The protein samples were electrophoresed on a 5–20% polyacrylamide gel (Anatech, Tokyo, Japan) followed by transferring onto polyvinylidene difluoride (PVDF) membrane (Bio-Rad, Hercules, CA). The membrane was immediately washed with TBS containing 0.1% Tween-20 (TBST), blocked with 5% skim milk (Wako, Osaka, Japan) in TBST for 30 min, and incubated overnight at 4°C with the indicated primary antibody diluted in either TBST-0.5% milk or Can Get Signal Immunoreaction enhancer solution (Toyobo). The antibodies used were anti-FLAG M2 monoclonal antibody (mAb; Sigma-Aldrich, 1/1,000 dilution with TBST-0.5% milk), and anti-HA mAb (Cell Signaling Technology, Danvers, MA, 1/1,000 dilution with Can Get Signal). After washing 3 times with TBST, the membrane was incubated for 1 hour at room temperature with the secondary antibody against mouse IgG conjugated with peroxidase (GE Healthcare, Buckinghamshire, England). After washing 3 times with TBST, peroxidase activity was detected by using ECL Western Blotting Substrates (Pierce Biotechnology, Rockford, IL) with an imaging film (Kodak BioMax XAR Film, Carestream Health, Rochester, NY).

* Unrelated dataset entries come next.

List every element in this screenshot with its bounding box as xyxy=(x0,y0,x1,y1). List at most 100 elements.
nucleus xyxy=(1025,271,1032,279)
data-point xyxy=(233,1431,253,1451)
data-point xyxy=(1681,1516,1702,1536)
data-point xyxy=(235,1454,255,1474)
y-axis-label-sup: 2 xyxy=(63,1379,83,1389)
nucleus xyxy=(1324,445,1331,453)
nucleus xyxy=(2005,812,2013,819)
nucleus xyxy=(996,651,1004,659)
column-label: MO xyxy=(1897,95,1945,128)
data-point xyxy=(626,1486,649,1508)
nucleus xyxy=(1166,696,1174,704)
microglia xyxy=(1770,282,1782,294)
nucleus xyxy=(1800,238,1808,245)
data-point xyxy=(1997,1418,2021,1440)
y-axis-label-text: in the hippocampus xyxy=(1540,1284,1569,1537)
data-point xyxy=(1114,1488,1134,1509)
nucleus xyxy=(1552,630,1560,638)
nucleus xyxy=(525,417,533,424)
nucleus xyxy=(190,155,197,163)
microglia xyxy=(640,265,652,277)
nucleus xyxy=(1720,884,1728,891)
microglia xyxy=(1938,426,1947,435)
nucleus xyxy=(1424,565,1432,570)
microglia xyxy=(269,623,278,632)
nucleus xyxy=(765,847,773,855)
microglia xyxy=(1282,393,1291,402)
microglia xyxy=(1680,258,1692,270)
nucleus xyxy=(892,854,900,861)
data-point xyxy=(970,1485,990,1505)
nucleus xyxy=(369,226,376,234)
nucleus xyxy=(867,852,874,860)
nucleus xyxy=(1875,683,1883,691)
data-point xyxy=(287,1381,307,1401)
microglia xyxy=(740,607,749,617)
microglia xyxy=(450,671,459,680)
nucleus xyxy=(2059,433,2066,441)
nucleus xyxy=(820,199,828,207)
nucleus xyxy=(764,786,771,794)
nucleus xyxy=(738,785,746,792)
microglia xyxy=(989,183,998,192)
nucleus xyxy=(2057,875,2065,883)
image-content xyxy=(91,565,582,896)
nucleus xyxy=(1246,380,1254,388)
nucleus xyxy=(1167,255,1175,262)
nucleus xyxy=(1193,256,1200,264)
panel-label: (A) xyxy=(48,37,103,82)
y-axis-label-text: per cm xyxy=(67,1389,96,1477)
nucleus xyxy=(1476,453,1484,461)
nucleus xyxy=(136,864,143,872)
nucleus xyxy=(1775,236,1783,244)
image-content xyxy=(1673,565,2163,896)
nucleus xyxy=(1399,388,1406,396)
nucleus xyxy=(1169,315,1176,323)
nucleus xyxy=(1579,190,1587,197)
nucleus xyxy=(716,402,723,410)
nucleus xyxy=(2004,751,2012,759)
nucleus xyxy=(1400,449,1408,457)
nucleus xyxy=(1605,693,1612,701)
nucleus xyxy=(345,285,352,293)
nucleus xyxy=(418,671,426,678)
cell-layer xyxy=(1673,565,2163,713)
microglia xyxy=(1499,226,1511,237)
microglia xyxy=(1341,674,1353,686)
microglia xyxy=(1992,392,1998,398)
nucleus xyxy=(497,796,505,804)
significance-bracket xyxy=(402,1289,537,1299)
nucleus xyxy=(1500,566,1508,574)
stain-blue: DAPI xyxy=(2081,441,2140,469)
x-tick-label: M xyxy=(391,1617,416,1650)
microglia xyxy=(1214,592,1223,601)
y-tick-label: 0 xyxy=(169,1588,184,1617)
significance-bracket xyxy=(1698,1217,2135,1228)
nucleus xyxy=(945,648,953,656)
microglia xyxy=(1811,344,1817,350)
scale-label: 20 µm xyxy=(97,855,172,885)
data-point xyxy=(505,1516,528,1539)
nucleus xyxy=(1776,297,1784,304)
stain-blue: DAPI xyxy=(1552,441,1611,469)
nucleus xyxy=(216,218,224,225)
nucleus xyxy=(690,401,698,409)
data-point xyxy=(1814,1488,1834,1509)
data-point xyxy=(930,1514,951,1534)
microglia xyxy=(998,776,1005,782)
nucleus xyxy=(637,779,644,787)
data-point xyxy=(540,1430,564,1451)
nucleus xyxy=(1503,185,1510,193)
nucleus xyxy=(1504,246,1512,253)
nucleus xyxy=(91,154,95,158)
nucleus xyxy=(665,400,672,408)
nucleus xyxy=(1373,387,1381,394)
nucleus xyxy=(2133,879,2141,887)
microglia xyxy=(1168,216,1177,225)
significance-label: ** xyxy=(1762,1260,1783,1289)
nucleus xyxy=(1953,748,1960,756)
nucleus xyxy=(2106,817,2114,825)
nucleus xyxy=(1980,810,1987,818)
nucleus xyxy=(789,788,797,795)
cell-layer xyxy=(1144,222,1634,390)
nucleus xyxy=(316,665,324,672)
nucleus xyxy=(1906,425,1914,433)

We thank Drs. Masakazu Fujiwara (Nippon Medical School), Nami Nogawa (Waseda University), Yusuke Yamamoto (Waseda University), Itaru Hasunuma (Waseda University), Kosuke Kawamura (Waseda University), Hiroki Matsuda (NIH) and Liezhen Fu (NIH) for providing us technical information. A.I.-O. was funded by JSPS Grants-in-Aid for Scientific Research (C) and Y.-B.S. was funded by the Intramural Research Program of NICHD, NIH.